Combine the logic analyzer, the multimeter, and the spreadsheet and you do start to make a decent connection between energy usage and code, but the time and effort spent in setting up all the test equipment (and possibly repeating it identically on numerous occasions), making the measurements and recording them into spreadsheets can be prohibitive if not practically impossible.
Low power processors such as the ARM Cortex-M3 however are already providing a SWO (serial wire output) that can be used to provide quite sophisticated and flexible debug and monitoring capabilities that tool suppliers can harness to enable embedded developers to directly correlate code execution with energy usage.
Simple development platforms can be created which permanently sample microcontroller power rail current consumption, convert it, and send it along with voltage and timing data via USB to a PC-based energy-to-code profiling tool. Courtesy of the ARM’s SWO pin, the tool can also retrieve program counter information from the CPU. The coming together of these two streams of data enables true ‘energy debugging’ to take place.
Provided that current measurements have a fairly high dynamic range, say from 0.1µA to 100mA, then it’s possible to monitor a very wide and practical range of microcontroller current consumption. Once uploaded with the microcontroller object code, the energy profiling tool then has all the information resources it needs to accurately correlate energy consumption with code.
The tool correlates the program-counter value with machine code, and because it is aware of the functions of the C/C++ source program, it can then readily indicate how energy use changes as various functions run. So the idea of a tool that can highlight to a developer in real time, an energy-hungry code problem comes to fruition.

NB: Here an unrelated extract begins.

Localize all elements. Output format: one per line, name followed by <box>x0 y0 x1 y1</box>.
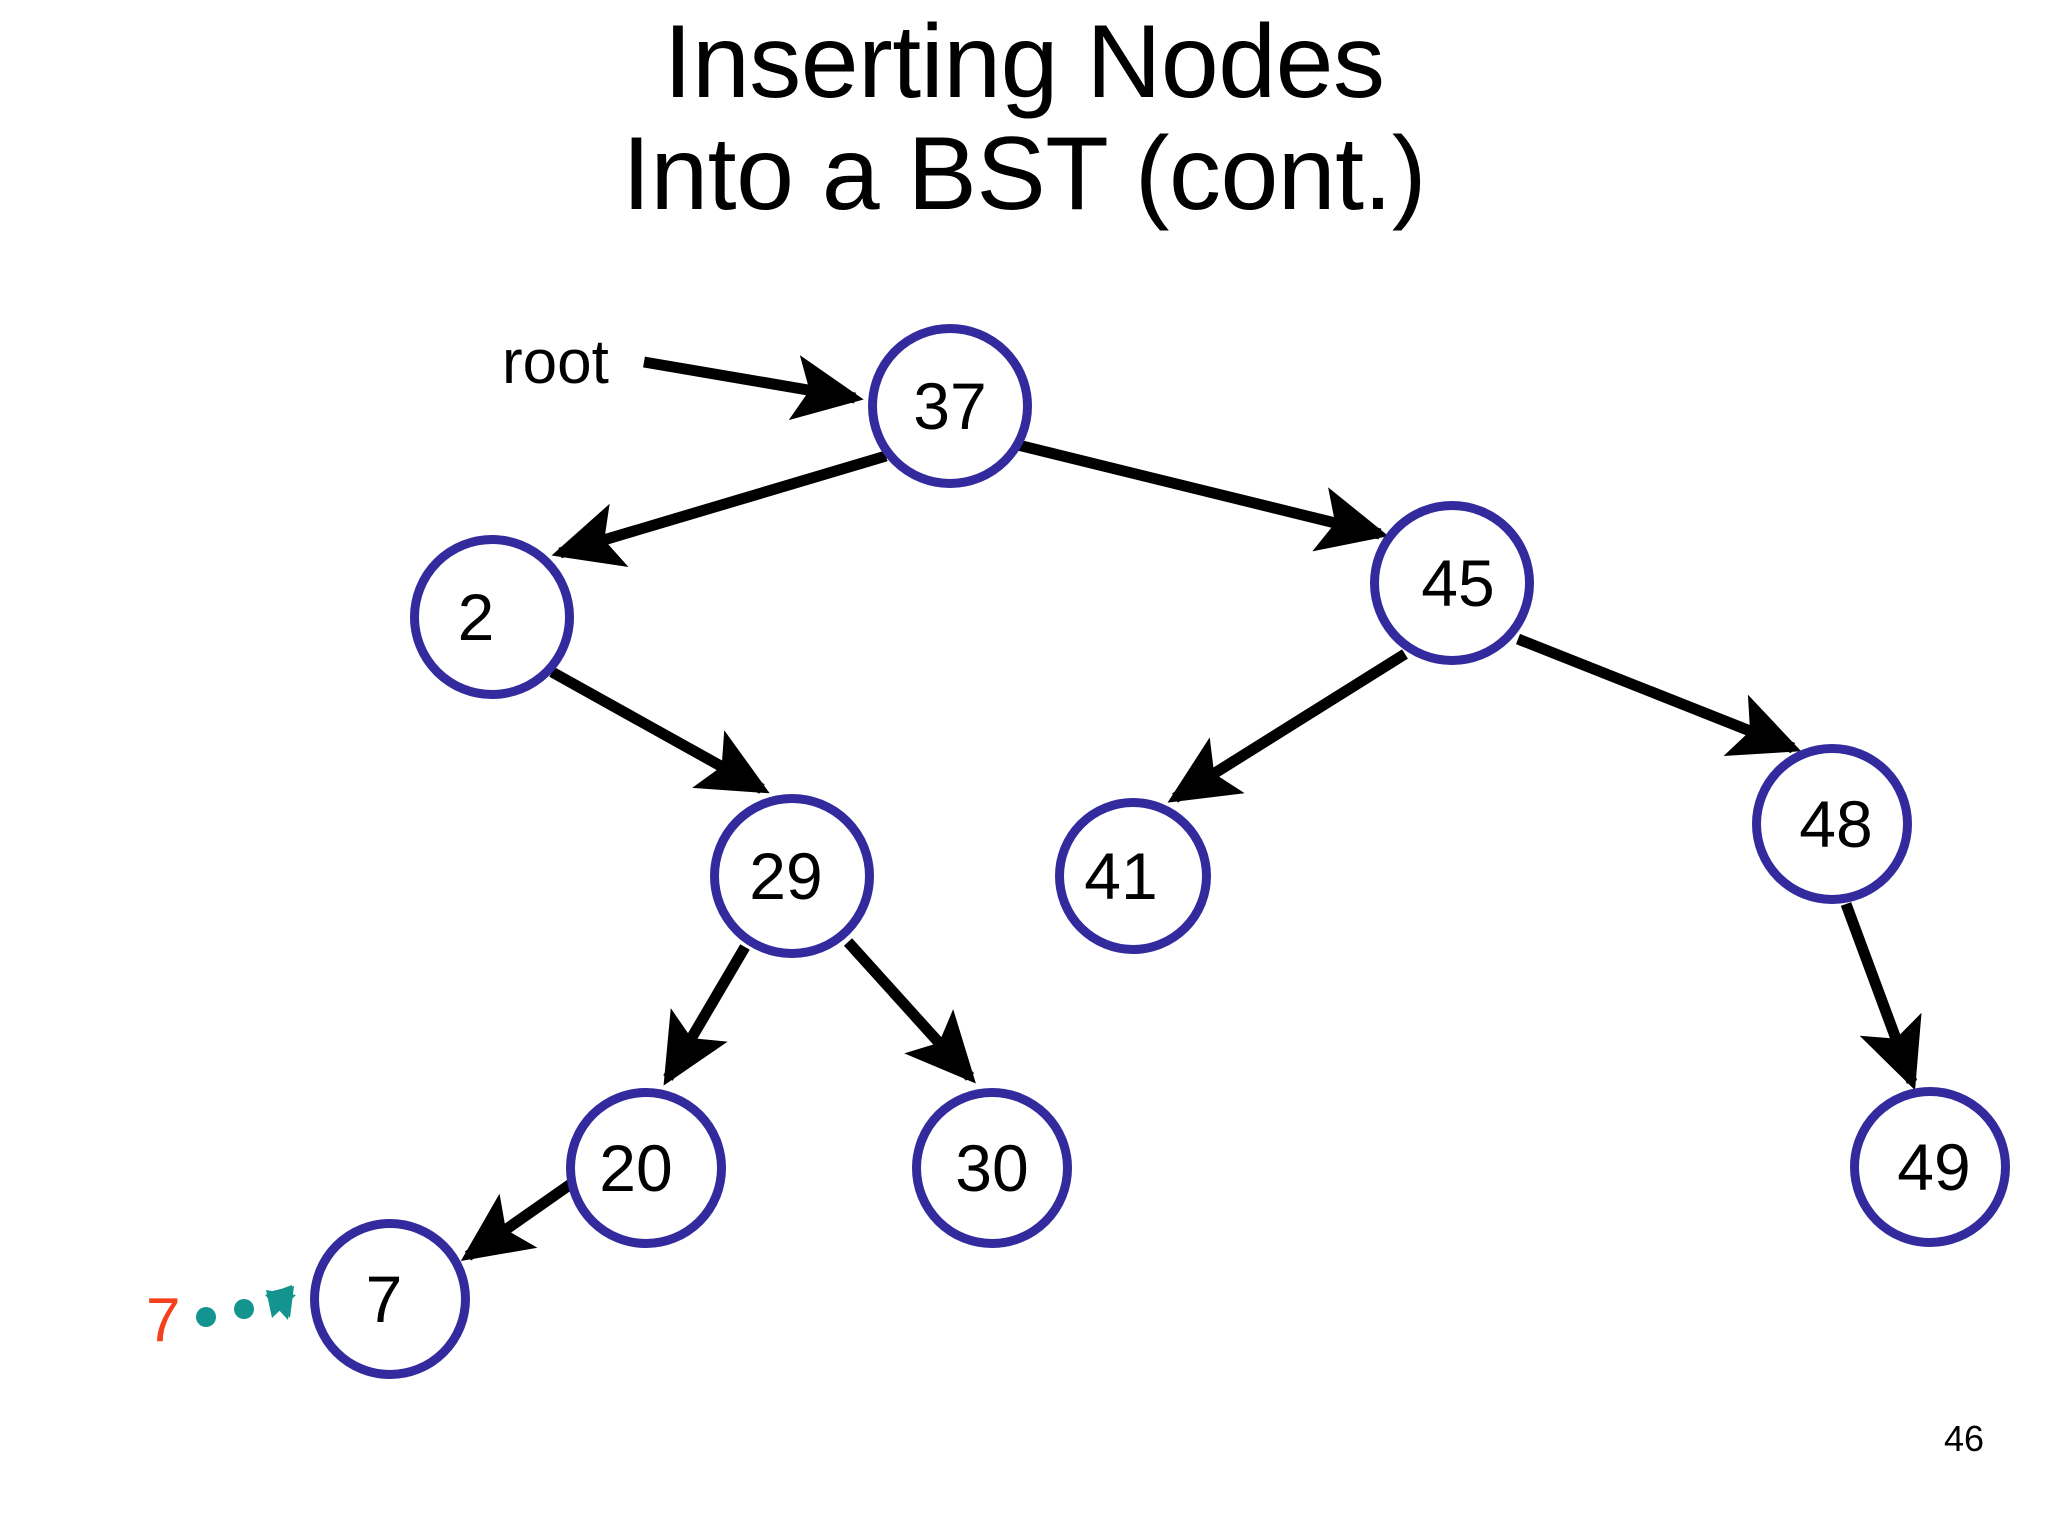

The developer watches a trace of power versus time, identifies a surprising peak, clicks on it and is immediately shown the offending code.
Such an ability to identify and rectify energy drains in this way and at an early stage of prototype development will certainly help reduce the overall energy consumption of the end product, and it will not add to the development time either, on the contrary.
We would all be wise to consider the debug process of low power embedded systems development as becoming a 3-stage cycle from now on: hardware debugging, software functionality debugging, and software energy debugging.
Microcontroller development tools need to evolve to enable designers to identify wasteful ‘energy bugs’ in software during the development cycle. Discovering energy-inefficient behavior that endanger battery lifetime during a product field trial is after all rather costly and really just a little bit too late!